Hi-tech images from the country were able to transport global audiences to the heart of the disaster zone as the catastrophic events unfolded.
Leading news outlets deployed their best journalists to cover the disaster in Japan.
And the hearts of billions of viewers worldwide have gone out to those Japanese who fell victim to the deadly tsunami.
What makes great television is images that make the viewers sympathize and feel the tragedy of the people caught up in a natural disaster. But when there is a lack of those images, streaming live from all screens, the sorrow of millions can go almost unnoticed.
The earthquake in Pakistan killed more than 75,000 people in 2005.
However, leading Western networks did not rush to send extended crews over there. They based their reporting on scarce footage – often just a map.
Humanitarian catastrophe followed amid complaints that the international community could not care less.
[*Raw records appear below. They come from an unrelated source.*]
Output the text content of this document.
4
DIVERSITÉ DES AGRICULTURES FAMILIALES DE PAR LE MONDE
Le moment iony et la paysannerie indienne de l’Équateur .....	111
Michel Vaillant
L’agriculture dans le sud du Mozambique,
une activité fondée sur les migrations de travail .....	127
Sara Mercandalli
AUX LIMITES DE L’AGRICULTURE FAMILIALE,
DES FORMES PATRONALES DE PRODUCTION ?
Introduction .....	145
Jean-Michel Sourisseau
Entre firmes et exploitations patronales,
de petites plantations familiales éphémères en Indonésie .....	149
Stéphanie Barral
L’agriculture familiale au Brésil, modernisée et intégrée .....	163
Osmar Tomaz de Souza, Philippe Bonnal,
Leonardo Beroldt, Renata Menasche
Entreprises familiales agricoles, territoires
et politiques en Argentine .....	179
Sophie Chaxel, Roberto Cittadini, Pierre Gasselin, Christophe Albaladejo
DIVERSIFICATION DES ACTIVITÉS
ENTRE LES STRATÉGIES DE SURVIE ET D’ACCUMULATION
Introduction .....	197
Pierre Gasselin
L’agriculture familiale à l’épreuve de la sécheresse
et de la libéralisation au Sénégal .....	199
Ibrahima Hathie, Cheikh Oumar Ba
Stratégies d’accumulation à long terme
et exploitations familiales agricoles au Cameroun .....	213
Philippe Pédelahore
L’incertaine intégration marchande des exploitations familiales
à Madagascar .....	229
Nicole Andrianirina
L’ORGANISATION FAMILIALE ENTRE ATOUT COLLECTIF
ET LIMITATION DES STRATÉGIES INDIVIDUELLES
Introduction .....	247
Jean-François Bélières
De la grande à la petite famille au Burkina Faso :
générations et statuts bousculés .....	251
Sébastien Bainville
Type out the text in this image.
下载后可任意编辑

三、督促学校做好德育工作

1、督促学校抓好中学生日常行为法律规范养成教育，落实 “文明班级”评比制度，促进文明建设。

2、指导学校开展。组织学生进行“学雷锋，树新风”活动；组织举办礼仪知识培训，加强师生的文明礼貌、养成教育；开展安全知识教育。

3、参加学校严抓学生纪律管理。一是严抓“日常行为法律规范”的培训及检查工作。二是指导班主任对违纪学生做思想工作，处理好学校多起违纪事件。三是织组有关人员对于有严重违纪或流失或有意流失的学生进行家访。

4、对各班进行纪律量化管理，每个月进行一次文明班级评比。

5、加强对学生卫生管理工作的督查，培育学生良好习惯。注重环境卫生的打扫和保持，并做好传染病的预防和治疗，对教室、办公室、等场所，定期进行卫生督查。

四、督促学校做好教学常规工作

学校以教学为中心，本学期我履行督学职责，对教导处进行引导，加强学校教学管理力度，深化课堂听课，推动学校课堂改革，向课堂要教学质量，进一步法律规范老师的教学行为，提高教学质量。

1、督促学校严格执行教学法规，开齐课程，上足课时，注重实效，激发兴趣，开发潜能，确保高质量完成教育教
While the world’s media did notice the tragedy, the coverage was nothing as intense as can be seen now in Japan.
Some in the business say Japan being a high-tech country means coverage is assured – whereas less developed nations like Pakistan get much less media attention.
“The world probably got less of the story in some of those other countries because they didn’t have the technology, the cameras, like in Japan,” said Bob Parks from the Media Research Center.
“From dozens of different angles you saw the waves coming in, which is the kind of footage, unfortunately in our business, that’s the dream… and you don’t get in some other Third World countries, when you just get shots of the aftermath.”
The shots of the aftermath of a cyclone that hit Myanmar three years ago are horrifying. More than 138,000 were killed as a result.
The government of Myanmar limited access to foreign journalists and there was no streaming live video from the disaster zone, and – as it happens in news business – very quickly the story died down.
“If there’s a disaster in the middle of Africa, in sub-Saharan Africa, obviously you won’t have the same images that you have from Japan, where TV is a 24/7 operation,” noted Pepe Escobar, an Asia Times correspondent.
“That's why this tsunami in Japan is so huge in terms of worldwide coverage, because there are cameras everywhere. If this was in China, western China for instance, you have one-tenth of the coverage, because the images are not there,” he added.
The 2009 earthquake in China’s Sichuan province killed around 68,000 people.
And again the coverage was limited, and as a result the world interest’s in the disaster was limited as well.
Human tragedy – whether in Japan, in China or Chile – deserves world sympathy. But more often than not, the attention span of world news channels depends on which tragedy makes better television.